Metadata-Version: 2.4
Name: bsts-causalimpact
Version: 1.5.1
Classifier: Development Status :: 4 - Beta
Classifier: Intended Audience :: Science/Research
Classifier: Topic :: Scientific/Engineering :: Mathematics
Classifier: License :: OSI Approved :: MIT License
Classifier: Programming Language :: Python :: 3
Classifier: Programming Language :: Python :: 3.10
Classifier: Programming Language :: Python :: 3.11
Classifier: Programming Language :: Python :: 3.12
Classifier: Programming Language :: Python :: 3.13
Classifier: Programming Language :: Rust
Requires-Dist: numpy>=2.0
Requires-Dist: pandas>=2.0
Requires-Dist: matplotlib>=3.8
Requires-Dist: pytest>=8.0 ; extra == 'dev'
Requires-Dist: pytest-cov ; extra == 'dev'
Requires-Dist: ruff ; extra == 'dev'
Requires-Dist: mkdocs-material>=9.0 ; extra == 'docs'
Requires-Dist: pymdown-extensions>=10.0 ; extra == 'docs'
Provides-Extra: dev
Provides-Extra: docs
License-File: LICENSE
Summary: CausalImpact for Python with Rust Gibbs sampler (R-compatible)
Keywords: causal-inference,bayesian,time-series,causal-impact,bsts
License-Expression: MIT
Requires-Python: >=3.10
Description-Content-Type: text/markdown; charset=UTF-8; variant=GFM
Project-URL: Changelog, https://github.com/YuminosukeSato/bsts-causalimpact/blob/main/CHANGELOG.md
Project-URL: Documentation, https://yuminosukesato.github.io/bsts-causalimpact/
Project-URL: Homepage, https://github.com/YuminosukeSato/bsts-causalimpact
Project-URL: Repository, https://github.com/YuminosukeSato/bsts-causalimpact

# bsts-causalimpact

[![PyPI version](https://img.shields.io/pypi/v/bsts-causalimpact)](https://pypi.org/project/bsts-causalimpact/)
[![Python](https://img.shields.io/pypi/pyversions/bsts-causalimpact)](https://pypi.org/project/bsts-causalimpact/)
[![License: MIT](https://img.shields.io/badge/License-MIT-blue.svg)](LICENSE)
[![R Numerical Equivalence](https://github.com/YuminosukeSato/bsts-causalimpact/actions/workflows/numerical-equivalence.yml/badge.svg?branch=main&event=push)](https://github.com/YuminosukeSato/bsts-causalimpact/actions/workflows/numerical-equivalence.yml)

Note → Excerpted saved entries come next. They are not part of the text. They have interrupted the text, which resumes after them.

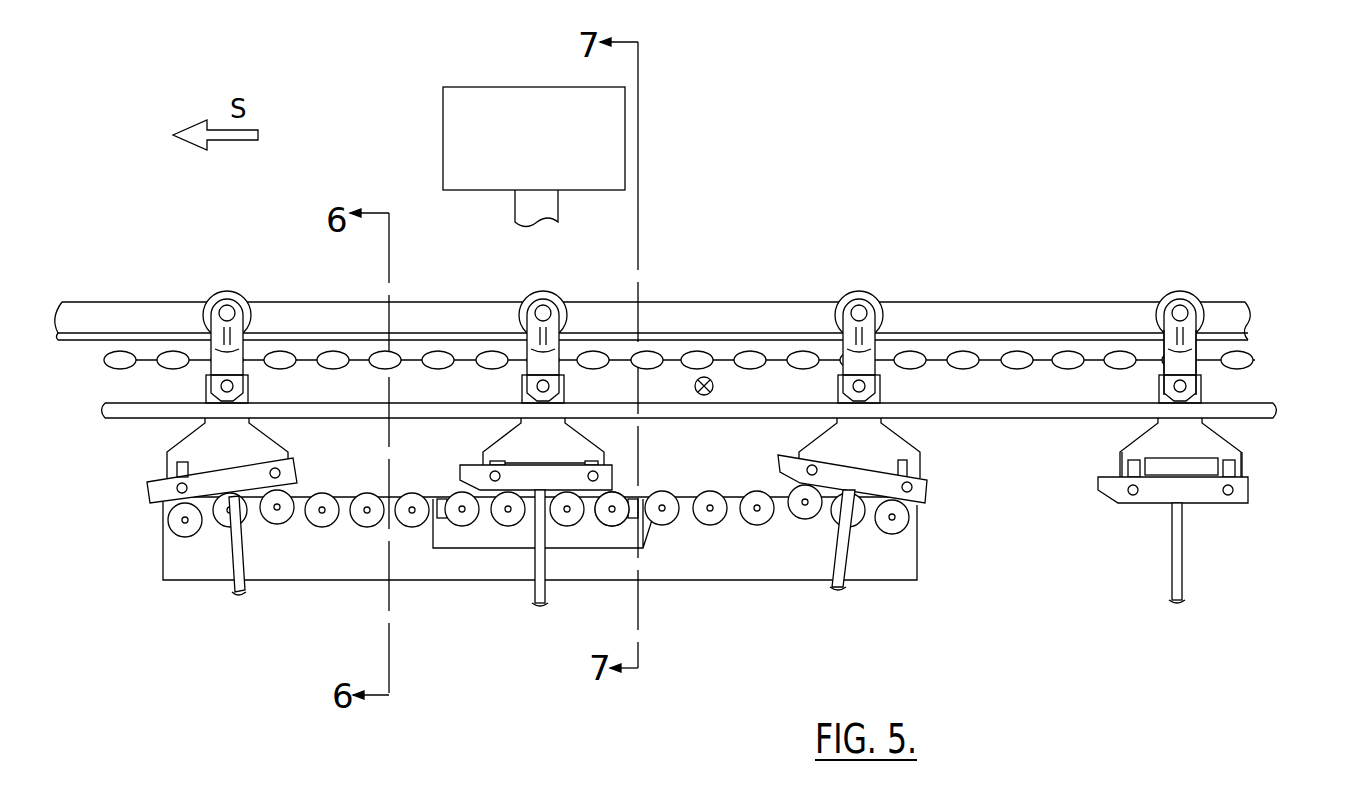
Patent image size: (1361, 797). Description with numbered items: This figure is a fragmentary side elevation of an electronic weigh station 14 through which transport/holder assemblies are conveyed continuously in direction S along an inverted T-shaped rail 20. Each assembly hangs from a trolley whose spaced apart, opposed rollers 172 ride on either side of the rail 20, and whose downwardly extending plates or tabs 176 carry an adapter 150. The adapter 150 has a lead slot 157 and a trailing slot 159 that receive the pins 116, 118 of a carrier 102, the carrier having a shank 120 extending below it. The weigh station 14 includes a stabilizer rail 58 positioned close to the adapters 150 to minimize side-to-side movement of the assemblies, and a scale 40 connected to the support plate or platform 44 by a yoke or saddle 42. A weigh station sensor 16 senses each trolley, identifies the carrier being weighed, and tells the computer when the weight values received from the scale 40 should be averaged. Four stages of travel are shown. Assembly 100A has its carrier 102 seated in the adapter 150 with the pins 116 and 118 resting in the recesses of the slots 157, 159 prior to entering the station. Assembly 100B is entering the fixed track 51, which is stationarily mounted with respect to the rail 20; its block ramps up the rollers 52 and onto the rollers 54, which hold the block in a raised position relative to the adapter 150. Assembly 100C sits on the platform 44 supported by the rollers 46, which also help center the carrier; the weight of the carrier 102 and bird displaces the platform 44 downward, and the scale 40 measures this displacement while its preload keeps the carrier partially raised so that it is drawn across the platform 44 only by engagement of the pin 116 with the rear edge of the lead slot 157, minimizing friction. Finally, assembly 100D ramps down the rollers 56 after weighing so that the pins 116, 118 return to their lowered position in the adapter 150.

The electronic weigh station 14 is at (721, 208).
The weigh station sensor 16 is at (704, 377).
The rail 20 is at (970, 302).
The scale 40 is at (555, 150).
The yoke or saddle 42 is at (522, 208).
The support plate 44 is at (560, 520).
The rollers 46 is at (600, 522).
The fixed track 51 is at (905, 548).
The rollers 52 is at (890, 535).
The rollers 54 is at (322, 528).
The rollers 56 is at (165, 526).
The stabilizer rail 58 is at (980, 417).
The assembly 100A is at (1212, 508).
The assembly 100B is at (798, 587).
The assembly 100C is at (490, 661).
The assembly 100D is at (208, 607).
The carrier 102 is at (1283, 489).
The pin 116 is at (1135, 497).
The pin 118 is at (1229, 497).
The shank 120 is at (1175, 585).
The adapter 150 is at (1190, 440).
The lead slot 157 is at (1132, 472).
The trailing slot 159 is at (1225, 455).
The rollers 172 is at (1180, 291).
The plates or tabs 176 is at (1188, 360).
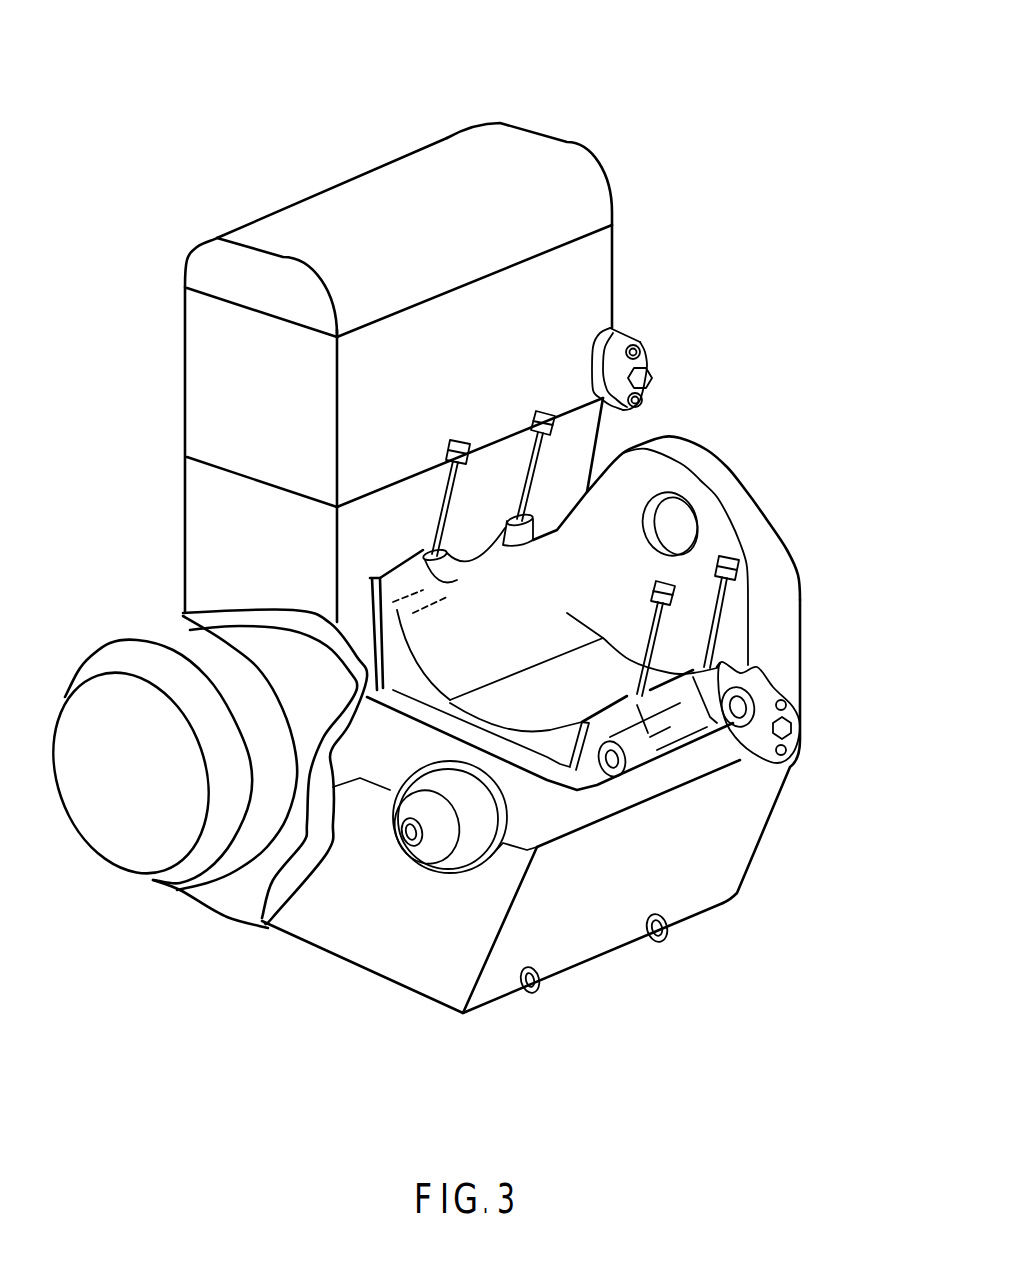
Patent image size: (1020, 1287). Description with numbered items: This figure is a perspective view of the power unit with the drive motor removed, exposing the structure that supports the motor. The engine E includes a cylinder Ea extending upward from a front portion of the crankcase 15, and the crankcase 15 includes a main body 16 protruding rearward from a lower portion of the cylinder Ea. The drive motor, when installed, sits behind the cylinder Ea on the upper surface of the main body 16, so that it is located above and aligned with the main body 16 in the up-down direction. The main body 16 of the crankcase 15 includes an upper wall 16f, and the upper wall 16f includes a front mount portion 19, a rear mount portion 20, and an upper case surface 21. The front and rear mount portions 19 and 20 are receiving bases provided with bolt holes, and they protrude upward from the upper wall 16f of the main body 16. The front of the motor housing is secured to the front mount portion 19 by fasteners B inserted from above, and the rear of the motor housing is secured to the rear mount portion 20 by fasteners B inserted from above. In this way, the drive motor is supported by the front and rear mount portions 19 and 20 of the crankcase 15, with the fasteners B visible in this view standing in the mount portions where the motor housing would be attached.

The engine E is at (445, 138).
The cylinder Ea is at (197, 382).
The fasteners B is at (453, 440).
The front mount portion 19 is at (423, 557).
The upper case surface 21 is at (567, 615).
The rear mount portion 20 is at (720, 663).
The main body 16 is at (713, 897).
The upper wall 16f is at (545, 765).
The crankcase 15 is at (585, 965).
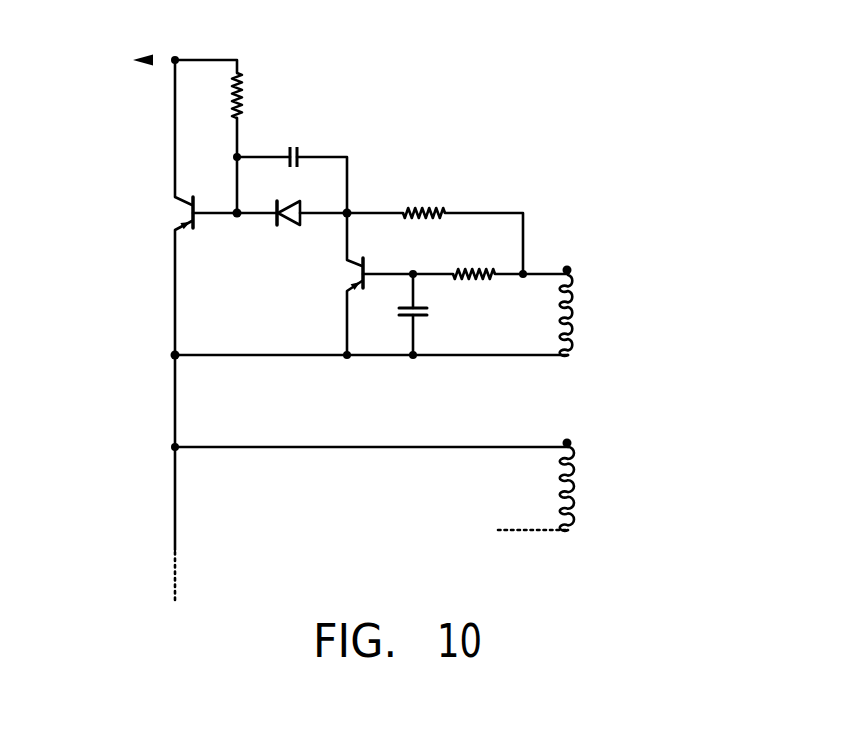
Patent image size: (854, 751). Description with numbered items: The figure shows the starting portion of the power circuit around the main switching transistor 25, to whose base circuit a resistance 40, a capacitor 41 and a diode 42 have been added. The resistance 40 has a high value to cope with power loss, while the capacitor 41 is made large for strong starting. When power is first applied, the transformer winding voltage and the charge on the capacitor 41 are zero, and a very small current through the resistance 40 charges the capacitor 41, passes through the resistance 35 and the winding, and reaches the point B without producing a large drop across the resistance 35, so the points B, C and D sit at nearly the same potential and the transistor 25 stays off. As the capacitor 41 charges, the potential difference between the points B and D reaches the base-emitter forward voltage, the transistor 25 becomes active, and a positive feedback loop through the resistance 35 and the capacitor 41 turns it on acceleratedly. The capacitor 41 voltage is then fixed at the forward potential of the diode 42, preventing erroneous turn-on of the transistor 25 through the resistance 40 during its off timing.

The main switching transistor 25 is at (182, 213).
The resistance 40 is at (240, 102).
The capacitor 41 is at (297, 147).
The diode 42 is at (277, 228).
The resistance 35 is at (427, 211).
The point C is at (357, 207).
The point D is at (232, 215).
The point B is at (173, 359).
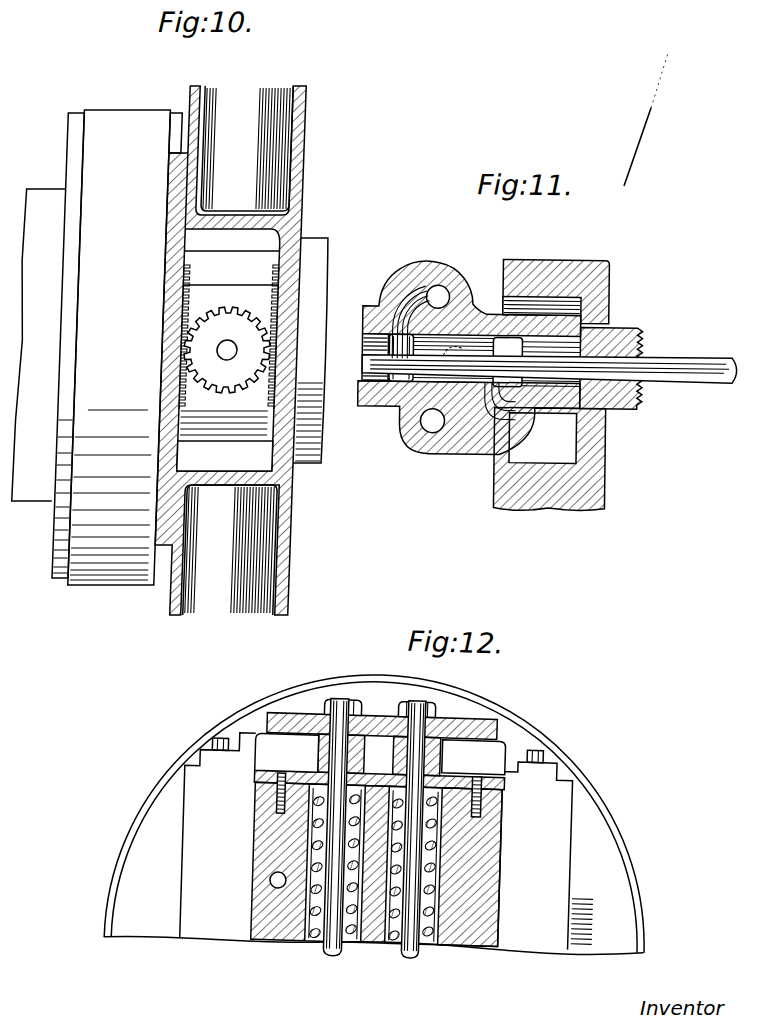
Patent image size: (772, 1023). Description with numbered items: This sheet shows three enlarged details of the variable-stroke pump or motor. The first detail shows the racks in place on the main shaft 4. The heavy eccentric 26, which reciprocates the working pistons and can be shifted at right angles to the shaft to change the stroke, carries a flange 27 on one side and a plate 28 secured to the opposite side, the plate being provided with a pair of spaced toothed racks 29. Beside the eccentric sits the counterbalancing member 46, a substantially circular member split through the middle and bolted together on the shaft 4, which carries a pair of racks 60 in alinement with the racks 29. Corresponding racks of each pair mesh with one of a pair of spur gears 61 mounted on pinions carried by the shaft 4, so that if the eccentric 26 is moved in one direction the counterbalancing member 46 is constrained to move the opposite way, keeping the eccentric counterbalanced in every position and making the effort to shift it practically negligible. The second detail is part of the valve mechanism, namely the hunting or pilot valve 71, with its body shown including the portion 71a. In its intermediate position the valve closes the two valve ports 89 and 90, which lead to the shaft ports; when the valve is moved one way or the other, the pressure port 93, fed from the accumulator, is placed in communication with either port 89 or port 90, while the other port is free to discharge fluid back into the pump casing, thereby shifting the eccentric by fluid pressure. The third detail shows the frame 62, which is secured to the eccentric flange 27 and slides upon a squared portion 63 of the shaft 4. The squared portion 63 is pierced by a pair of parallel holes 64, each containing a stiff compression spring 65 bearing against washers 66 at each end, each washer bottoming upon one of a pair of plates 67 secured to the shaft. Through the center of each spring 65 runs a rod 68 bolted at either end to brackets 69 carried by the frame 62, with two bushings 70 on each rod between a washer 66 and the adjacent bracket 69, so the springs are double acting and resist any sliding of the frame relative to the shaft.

In FIG. 10, the shaft 4 is at (311, 287).
In FIG. 12, the shaft 4 is at (478, 932).
In FIG. 10, the eccentric 26 is at (92, 572).
In FIG. 10, the flange 27 is at (67, 123).
In FIG. 10, the plate 28 is at (170, 122).
In FIG. 10, the toothed racks 29 is at (185, 278).
In FIG. 10, the counterbalancing member 46 is at (204, 90).
In FIG. 10, the racks 60 is at (284, 273).
In FIG. 10, the spur gears 61 is at (227, 350).
In FIG. 12, the frame 62 is at (547, 877).
In FIG. 10, the squared portion 63 is at (40, 483).
In FIG. 12, the squared portion 63 is at (192, 893).
In FIG. 12, the parallel holes 64 is at (303, 942).
In FIG. 12, the compression spring 65 is at (386, 945).
In FIG. 12, the washers 66 is at (285, 825).
In FIG. 12, the plates 67 is at (468, 767).
In FIG. 12, the rod 68 is at (334, 951).
In FIG. 12, the brackets 69 is at (482, 716).
In FIG. 12, the bushings 70 is at (315, 754).
In FIG. 11, the pilot valve 71 is at (549, 383).
In FIG. 11, the lower body portion 71a is at (385, 409).
In FIG. 11, the valve port 89 is at (452, 433).
In FIG. 11, the valve port 90 is at (412, 287).
In FIG. 11, the pressure port 93 is at (455, 358).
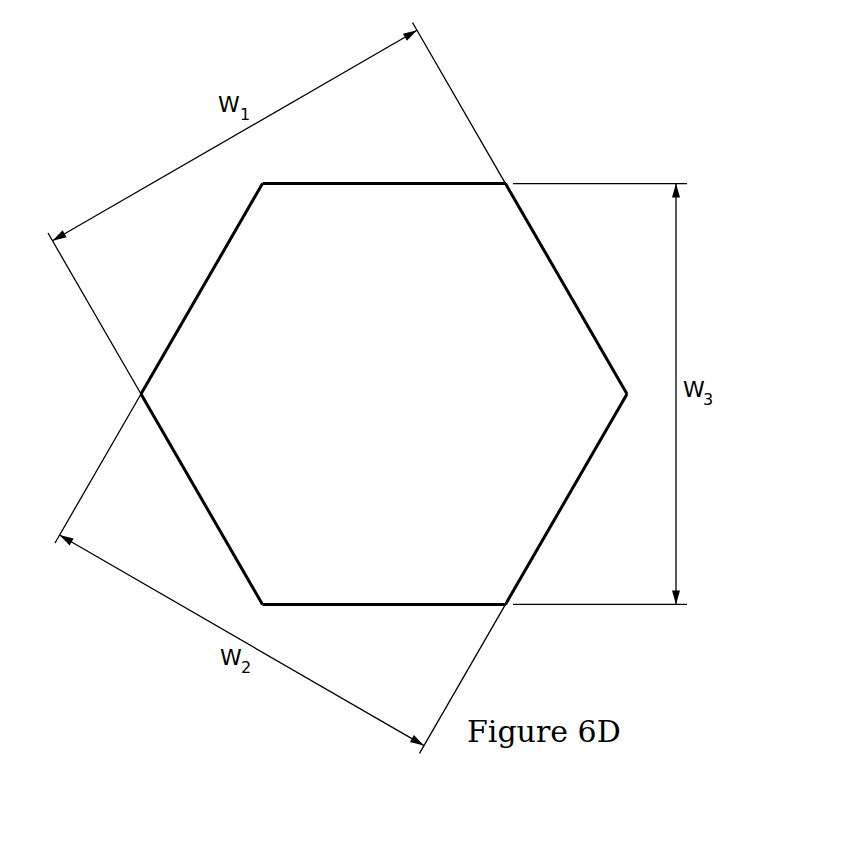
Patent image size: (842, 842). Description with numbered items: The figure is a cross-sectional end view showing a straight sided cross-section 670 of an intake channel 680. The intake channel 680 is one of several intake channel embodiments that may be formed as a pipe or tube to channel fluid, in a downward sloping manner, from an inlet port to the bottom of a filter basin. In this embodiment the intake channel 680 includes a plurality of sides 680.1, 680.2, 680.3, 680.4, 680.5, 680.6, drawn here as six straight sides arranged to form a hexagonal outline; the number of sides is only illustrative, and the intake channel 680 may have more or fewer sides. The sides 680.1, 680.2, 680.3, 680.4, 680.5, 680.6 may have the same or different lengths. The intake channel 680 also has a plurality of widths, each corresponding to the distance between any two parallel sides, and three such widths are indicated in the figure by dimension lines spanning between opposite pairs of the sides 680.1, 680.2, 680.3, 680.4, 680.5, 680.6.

The straight sided cross-section 670 is at (530, 106).
The intake channel 680 is at (415, 180).
The side 680.1 is at (544, 243).
The side 680.2 is at (330, 182).
The side 680.3 is at (205, 268).
The side 680.4 is at (216, 528).
The side 680.5 is at (369, 606).
The side 680.6 is at (568, 503).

Bayesian structural time series for causal inference in Python.
A faithful port of Google's [CausalImpact](https://google.github.io/CausalImpact/) R package. No TensorFlow required.

The Gibbs sampler is implemented in Rust (via PyO3), reproducing the same algorithm as R's `bsts` package while achieving 10-30x speedup.

## When to Use (and When Not to)

This method is valid only when all of the following hold:

- Control series are not contaminated by the intervention
- The relationship between treated and control series is stable across the pre- and post-intervention periods
- The pre-intervention period is sufficiently long (rule of thumb: at least 3x the post-intervention period)

If any of these assumptions are violated, the causal estimate will be unreliable. Consider a difference-in-differences or synthetic control approach instead.

## Installation

Requires Python 3.10+.
Binary wheels are intended for supported platforms, so Rust is only required
when building from source.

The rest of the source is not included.